Balkinization  

Monday, June 30, 2014

Justice Ginsburg's inexplicable first two pages

Sandy Levinson

I will leave it to my betters to offer far more learned commentary than I on the implications of Hobby Lobby (though I suspect that, as in so many other instances, we won't know for many years of its actual importance:  remember Lopez?).  All I want to say is that I found the beginning of Justice Ginsburg's otherwise able dissent to be absolutely inexplicable.  Reading Justice Alito's opinion, I was impressed by how it adopted the rhetoric of quasi-minimalism:  i.e., closely held corporations, they objected only to four among a bunch of contraceptive methods, etc.  If the Court overreached, it was in deciding the case without remanding it for a full hearing on whether there really and truly is a less-restrictive-alternative other than the government's paying the money (which is disingenuous in the extreme, given that there is no chance whatsoever that Congress would pass an appropriation to cover contraception).  But Ginsburg violated the first rule of tactical dissents:  Do not cry "The British are coming"" or "The sky is falling" unless in fact the British are coming or the sky is falling.  She could so easily have conceded, thinking of future cases, that the decision was, in its own way, a modest one, but even the modest version was a mistake in its analysis of RFRA.

I would be extremely interested, when the papers are open after I'm gone, if the other dissenters pushed back on the extremity of the first couple of pages or if they a) agreed that that was the proper tone to adopt or b) felt they simply couldn't take on the (self-appointed?) leader of the "liberal bloc."  I think that Ginsburg has publicly spoken of her admiration for Justice Brandeis.  Perhaps she should reread Alex Bickel's Unpunblished Opinions of Justice Brandeis, which included some suppressed dissents on the ground that it would be better to pretend agreement and then, at a later case, argue that the precedent was in fact a narrow one rather than to ring the alarm and thus concede the merits of a later argument about its breadth.  I wonder, for example, if Justice Scalia would change some of his rhetoric in Lawrence and Windsor about the logic of those opinions requiring same-sex marriage.  He was right, of course, but was he well-advised to say it?  I suspect that his comments have been cited with frequency by judges ruling in favor of same-sex marriage.

One other point:  The Court has literally no idea what to do with the concept "religion," other than to suggest that it is fundamentally impermeable to standard-form rational analysis.  "Because this is the way I feel" seems to be a conclusive argument in the religions realm  (except where drugs are concerned).  I presume that secular conscience will never be similarly protected, though the Court does not explain why, unless it is because of a kind of brute textual positivism drawn from the "free exercise of religion" clause of the Religious Freedom Restoration Act.  That may be correct, just as we're stuck with the stupidity of January 20 as Inauguration Day because of the 20th Amendment.  In any event, those of us unhappy with the decision should perhaps blame Congress for passing RFRA (which I supported) and RLUPA than the Court for trying to give content to the rather extreme language of the statutes.

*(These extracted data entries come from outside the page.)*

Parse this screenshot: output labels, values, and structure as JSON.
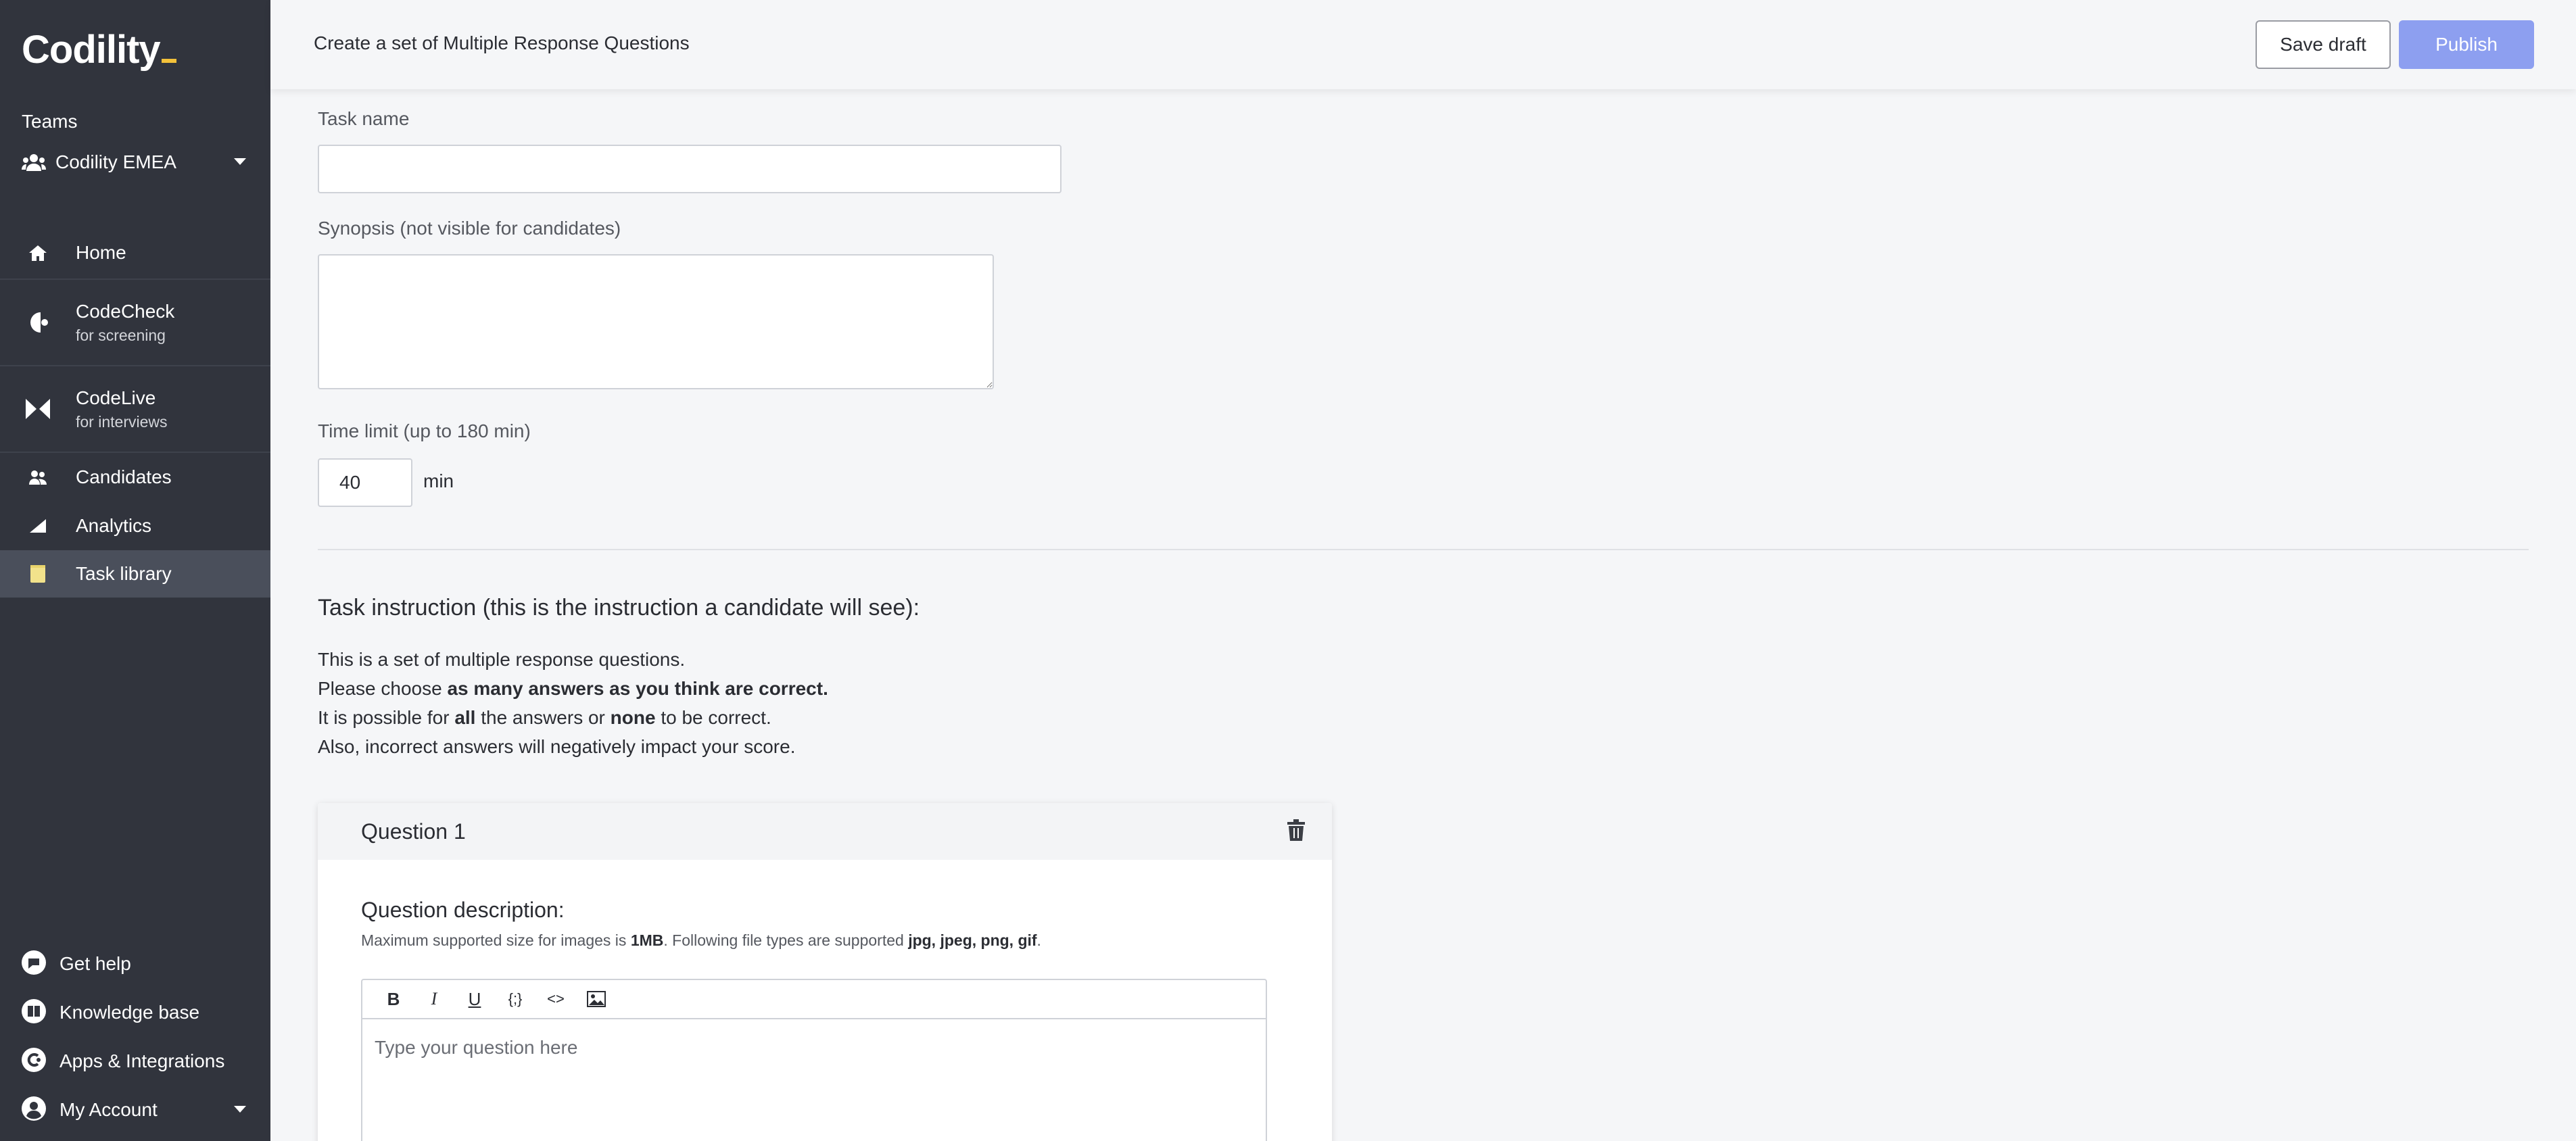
{
  "sidebar": {
    "logo": "Codility",
    "teams_label": "Teams",
    "team_name": "Codility EMEA",
    "nav": [
      {
        "label": "Home",
        "sub": ""
      },
      {
        "label": "CodeCheck",
        "sub": "for screening"
      },
      {
        "label": "CodeLive",
        "sub": "for interviews"
      },
      {
        "label": "Candidates",
        "sub": ""
      },
      {
        "label": "Analytics",
        "sub": ""
      },
      {
        "label": "Task library",
        "sub": ""
      }
    ],
    "footer": [
      {
        "label": "Get help"
      },
      {
        "label": "Knowledge base"
      },
      {
        "label": "Apps & Integrations"
      },
      {
        "label": "My Account"
      }
    ]
  },
  "header": {
    "title": "Create a set of Multiple Response Questions",
    "save_draft": "Save draft",
    "publish": "Publish"
  },
  "form": {
    "task_name_label": "Task name",
    "task_name_value": "",
    "synopsis_label": "Synopsis (not visible for candidates)",
    "synopsis_value": "",
    "time_limit_label": "Time limit (up to 180 min)",
    "time_limit_value": "40",
    "time_unit": "min"
  },
  "instruction": {
    "title": "Task instruction (this is the instruction a candidate will see):",
    "line1": "This is a set of multiple response questions.",
    "line2_pre": "Please choose ",
    "line2_bold": "as many answers as you think are correct.",
    "line3_pre": "It is possible for ",
    "line3_bold1": "all",
    "line3_mid": " the answers or ",
    "line3_bold2": "none",
    "line3_post": " to be correct.",
    "line4": "Also, incorrect answers will negatively impact your score."
  },
  "question": {
    "title": "Question 1",
    "desc_label": "Question description:",
    "note_pre": "Maximum supported size for images is ",
    "note_size": "1MB",
    "note_mid": ". Following file types are supported ",
    "note_types": "jpg, jpeg, png, gif",
    "note_post": ".",
    "toolbar": [
      "B",
      "I",
      "U",
      "{;}",
      "<>"
    ],
    "placeholder": "Type your question here"
  },
  "colors": {
    "sidebar_bg": "#31343d",
    "accent": "#8d9ff0",
    "logo_cursor": "#f3c13a",
    "task_library_icon": "#f2e28b"
  }
}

UPDATE:  A very sophisticated friend has suggested that another explanation for the tone of Ginsburg's dissent is that it was actually responding to a penultimate version that, perhaps, had not yet gotten Kennedy's vote.  That version might well have been more extreme (not limiting the analysis to closely held corporations, for example, or emphasizing that religious objections to vaccinations will basically not be honored, etc.).  But the actual Opinion of the Court simply didn't merit the kind of language Ginsburg uses at the beginning, and those of us who are on her side of the debate would have been better served with a more modulated dissent.  Now what will she say in the future if there are indeed five votes for "stronger" accommodationism?

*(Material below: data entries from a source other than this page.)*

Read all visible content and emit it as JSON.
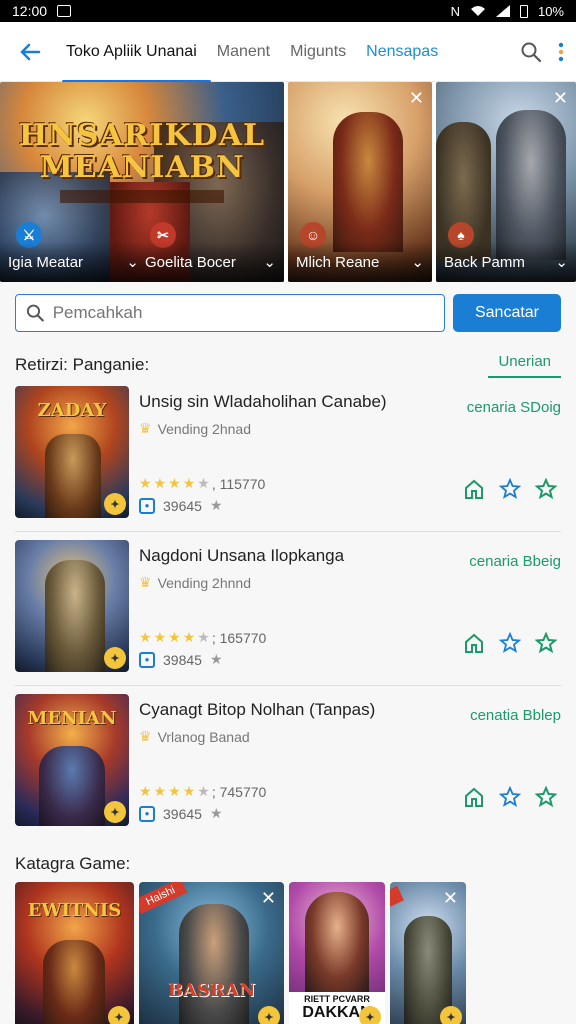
{
  "status_bar": {
    "time": "12:00",
    "battery": "10%"
  },
  "header": {
    "tabs": [
      {
        "label": "Toko Apliik Unanai"
      },
      {
        "label": "Manent"
      },
      {
        "label": "Migunts"
      },
      {
        "label": "Nensapas"
      }
    ]
  },
  "hero": {
    "cards": [
      {
        "label": "Igia Meatar",
        "title_line1": "HNSARIKDAL",
        "title_line2": "MEANIABN"
      },
      {
        "label": "Goelita Bocer"
      },
      {
        "label": "Mlich Reane"
      },
      {
        "label": "Back Pamm"
      }
    ]
  },
  "search": {
    "placeholder": "Pemcahkah",
    "button_label": "Sancatar"
  },
  "section": {
    "title": "Retirzi: Panganie:",
    "link": "Unerian"
  },
  "items": [
    {
      "title": "Unsig sin Wladaholihan Canabe)",
      "developer": "Vending 2hnad",
      "rating": 4.5,
      "ratings_text": ", 115770",
      "downloads": "39645",
      "side_text": "cenaria SDoig",
      "thumb_title": "ZADAY"
    },
    {
      "title": "Nagdoni Unsana Ilopkanga",
      "developer": "Vending 2hnnd",
      "rating": 4.5,
      "ratings_text": "; 165770",
      "downloads": "39845",
      "side_text": "cenaria Bbeig",
      "thumb_title": ""
    },
    {
      "title": "Cyanagt Bitop Nolhan  (Tanpas)",
      "developer": "Vrlanog Banad",
      "rating": 4.5,
      "ratings_text": "; 745770",
      "downloads": "39645",
      "side_text": "cenatia Bblep",
      "thumb_title": "MENIAN"
    }
  ],
  "categories": {
    "title": "Katagra Game:",
    "cards": [
      {
        "title": "EWITNIS"
      },
      {
        "title": "BASRAN",
        "ribbon": "Haishi"
      },
      {
        "title_line1": "RIETT PCVARR",
        "title_line2": "DAKKAN"
      },
      {
        "title": ""
      }
    ]
  },
  "colors": {
    "accent": "#1a7fd4",
    "green": "#1b9b6a",
    "gold": "#f2c53d"
  }
}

FURTHER UPDATE:  As one of the discussants below suggests, perhaps Ginsburg (justly) feels that she was taken to the cleaners by the too, too clever Chief Justice on NAMUNDO, but the point is that she went along with that opinion and what she later discovered was its dreadful language.  I'm not suggesting that she should have signed Alito's opinion, which I wouldn't have signed either.  The disagreement is whether it can accurately be described as the sky falling.  What will she say the next time if the sky really does fall?.  She ought to be able to say that the majority was lying through its teeth when it promised that the decision was temperate, but she has given up that rhetoric by refusing to take seriously the language actually used in the opinion.  The opening of her dissent is the equivalent of the letters that I'm sure all of us have received, even if from groups on the opposite side of the spectrum, that suggest that a piece of relatively mainstream legislation is the beginning of the end (any gun control means the confiscation of all weapons, any attempt to get control over entitlements, given the greater percentage of geezers like myself, means the end of social security, and so on).  It's all too effective strategy for fund-raising, but it makes legislation and compromise near impossible.       


Comments:

There is nothing really unusual about dissents trying to show the majority opinion goes too far by not using the possibly most narrow interpretation of its tenets.

Also, as a person noted at Andrew Sullivan's blog in response to his suggestion the ruling is narrow, the logic of the majority quite realistically is NOT narrow.

So, it might be strategic on some level for Andrew Koppelman to speak about the "win" and assume a "heavy burden" on Hobby Lobby (contra the dissent's alternative argument), but the language of the majority is open-ended.

The union case decided today built off another such "limited" ruling. Ginsburg joined w/o comment NAMUNDO, a ruling which was "limited." The end result was Shelby, with Roberts able to speak of how all the justices joined the dicta.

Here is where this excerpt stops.